Malatya’da Deprem Sonrası İhalelerde Kapalı Kapılar Ardında Pazarlık Usulü Eleştiriliyor
Depremden Sonra İhale Süreci
6 Şubat depremlerinin ardından Türkiye’nin Malatya ilinde inşa edilecek konut projeleri için düzenlenen ihaleler, kapalı kapılar ardında gerçekleşen pazarlık usulüyle dikkat çekiyor. Çevre, Şehircilik ve İklim Değişikliği Bakanlığı’na bağlı TOKİ, Malatya Yeşilyurt bölgesinde planlanan 426 konutluk proje için yaklaşık maliyeti 1 milyar 165 milyon TL olan bir ihale gerçekleştirdi. Ancak, yalnızca %9,32’lik bir indirim sunularak projenin dört firma ortaklığına verilmesi, tartışmaları beraberinde getirdi.

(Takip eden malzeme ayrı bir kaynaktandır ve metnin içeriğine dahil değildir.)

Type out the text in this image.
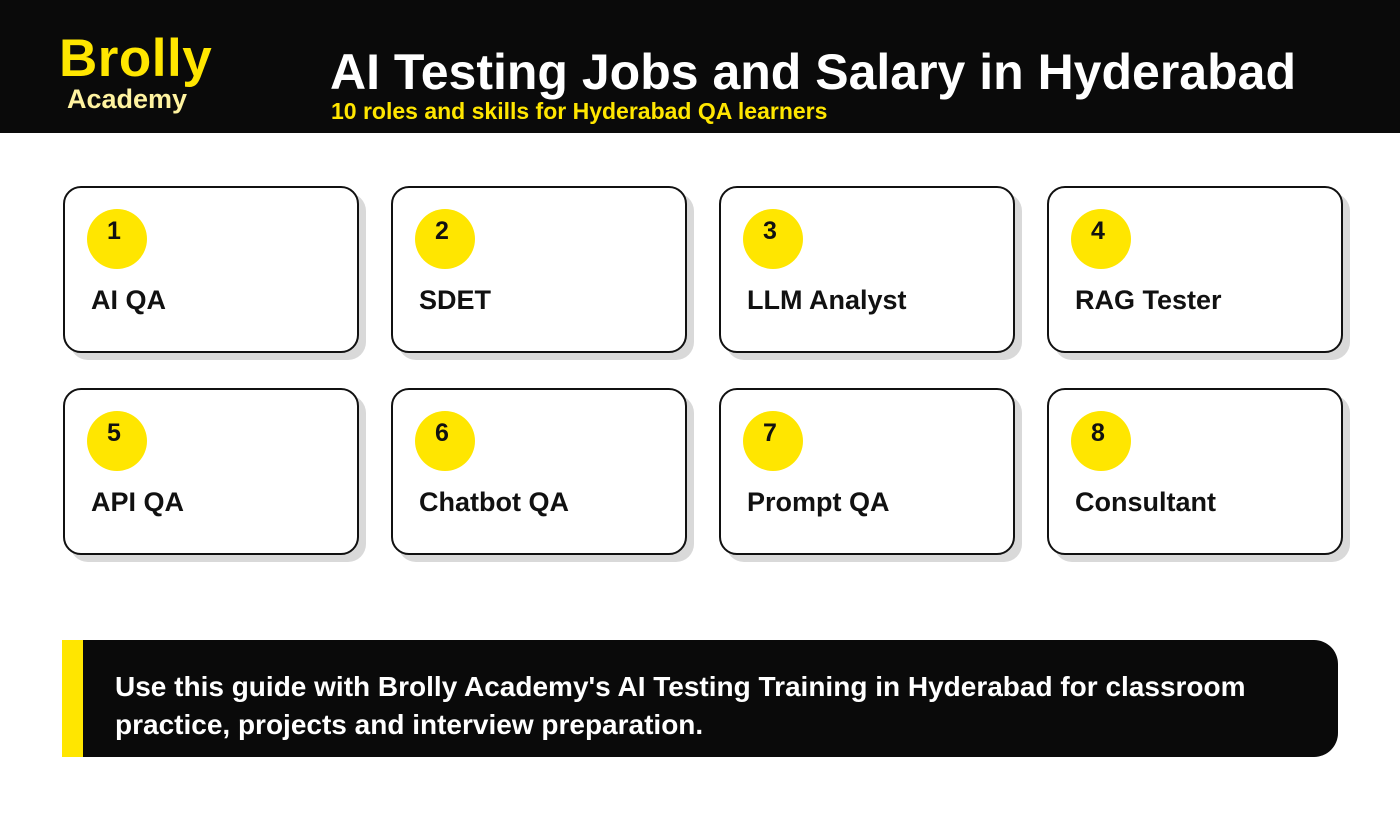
Brolly
Academy	AI Testing Jobs and Salary in Hyderabad
10 roles and skills for Hyderabad QA learners
1
AI QA
2
SDET
3
LLM Analyst
4
RAG Tester
5
API QA
6
Chatbot QA
7
Prompt QA
8
Consultant
Use this guide with Brolly Academy's AI Testing Training in Hyderabad for classroom practice, projects and interview preparation.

Rekabetin Azalması ve İhale Süreci
Malatya’nın Yeşilyurt ilçesinde, İkizce Mahallesi’nde gerçekleştirilen “Üçüncü Bölge 12. Etap 426 Konut İnşaatı ve Altyapı Düzenlemesi İşi” için TOKİ, 6 Ocak 2025 tarihinde bir ihale düzenledi. 1 milyar 284 milyon TL olarak belirlenen yaklaşık maliyetli ihaleye sadece sekiz firma davet edildi. Sonuç olarak, Makro Anadolu İnşaat, Ustaca İnşaat, Ustabaşoğlu İnşaat ve Elsan Altyapı İnşaat ortaklığına, 1 milyar 165 milyon TL bedel ile ihale verildi. Yaklaşık maliyet üzerinden elde edilen yalnızca %9,32’lik indirim, “rekabetin yeterince sağlanamadığı” eleştirilerini tetikledi. İhalenin sözleşmesi 28 Ocak 2025 tarihinde imzalanarak, işin süresi 330 gün olarak belirlendi.

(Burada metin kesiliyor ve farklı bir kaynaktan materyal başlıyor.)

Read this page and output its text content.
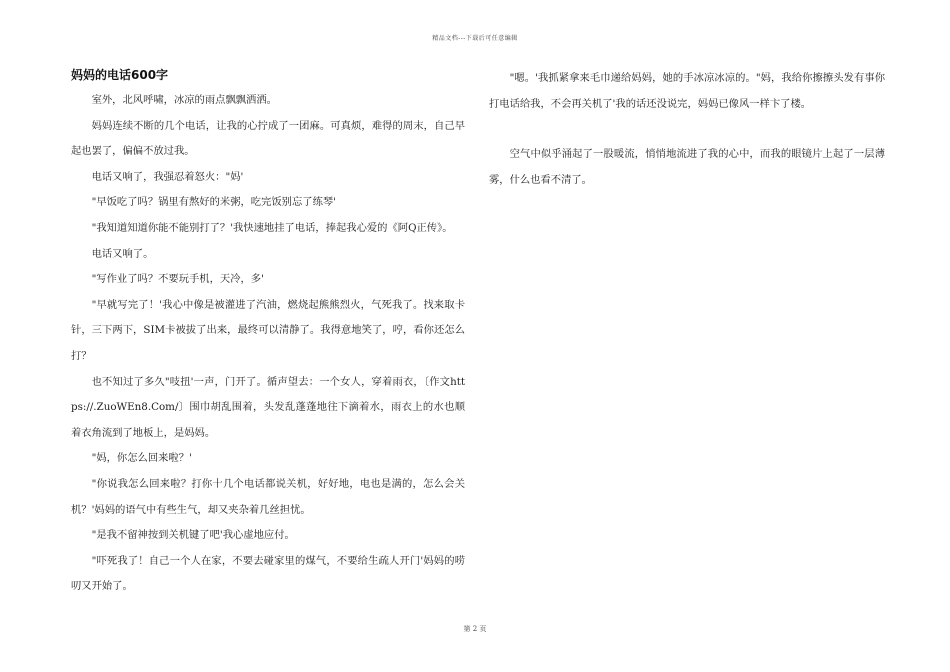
精品文档---下载后可任意编辑
妈妈的电话600字

室外，北风呼啸，冰凉的雨点飘飘洒洒。

妈妈连续不断的几个电话，让我的心拧成了一团麻。可真烦，难得的周末，自己早起也罢了，偏偏不放过我。

电话又响了，我强忍着怒火："妈'

"早饭吃了吗？锅里有熬好的米粥，吃完饭别忘了练琴'

"我知道知道你能不能别打了？'我快速地挂了电话，捧起我心爱的《阿Q正传》。

电话又响了。

"写作业了吗？不要玩手机，天冷，多'

"早就写完了！'我心中像是被灌进了汽油，燃烧起熊熊烈火，气死我了。找来取卡针，三下两下，SIM卡被拔了出来，最终可以清静了。我得意地笑了，哼，看你还怎么打？

也不知过了多久"吱扭'一声，门开了。循声望去：一个女人，穿着雨衣，〔作文https://.ZuoWEn8.Com/〕围巾胡乱围着，头发乱蓬蓬地往下滴着水，雨衣上的水也顺着衣角流到了地板上，是妈妈。

"妈，你怎么回来啦？'

"你说我怎么回来啦？打你十几个电话都说关机，好好地，电也是满的，怎么会关机？'妈妈的语气中有些生气，却又夹杂着几丝担忧。

"是我不留神按到关机键了吧'我心虚地应付。

"吓死我了！自己一个人在家，不要去碰家里的煤气，不要给生疏人开门'妈妈的唠叨又开始了。

"嗯。'我抓紧拿来毛巾递给妈妈，她的手冰凉冰凉的。"妈，我给你擦擦头发有事你打电话给我，不会再关机了'我的话还没说完，妈妈已像风一样卞了楼。

空气中似乎涌起了一股暖流，悄悄地流进了我的心中，而我的眼镜片上起了一层薄雾，什么也看不清了。

第 2 页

Afet Bölgesinde Şeffaflık ve Hesap Verilebilirlik Sorunları
Afet sonrası uygulanan pazarlık usulü ihaleler, uzun zamandır şeffaflık ve hesap verilebilirlik açılarından eleştiriliyor. Kamu İhale Kanunu’nun 21/b maddesi temel alınarak uygulanan bu yöntem, “ivedilik” ve “doğal afet” gerekçesiyle tercih ediliyor. Ancak meydana gelen depremin üzerinden geçen süreye rağmen, bu yöntemin devam etmesi, kamu kaynaklarının kullanımı açısından ciddi soru işaretleri doğuruyor.
Deprem Fırsatçılığına Dikkat Çekiliyor
Sarsıntının büyüklüğü ve merkez üssü nedeniyle Malatya’da yaşanan hasar, kentsel yenilenme ihtiyacını artırmış durumda. Ancak, bu durum bazı çevrelerce ‘deprem fırsatçılığı’ olarak nitelendirilen durumu ortaya çıkarıyor. Victimlerin talepleri ve kamu hizmetlerinin aciliyeti göz önünde bulundurulduğunda, ihalelerde şeffaflık ve rekabetin sağlanmaması ciddi bir endişe kaynağı olarak öne çıkıyor.
Sonuç olarak, afet sonrası süreçlerin şeffaf bir yapı ile yürütülmesi, hem kamu güveni hem de kaynakların etkin kullanımı açısından büyük önem arz ediyor.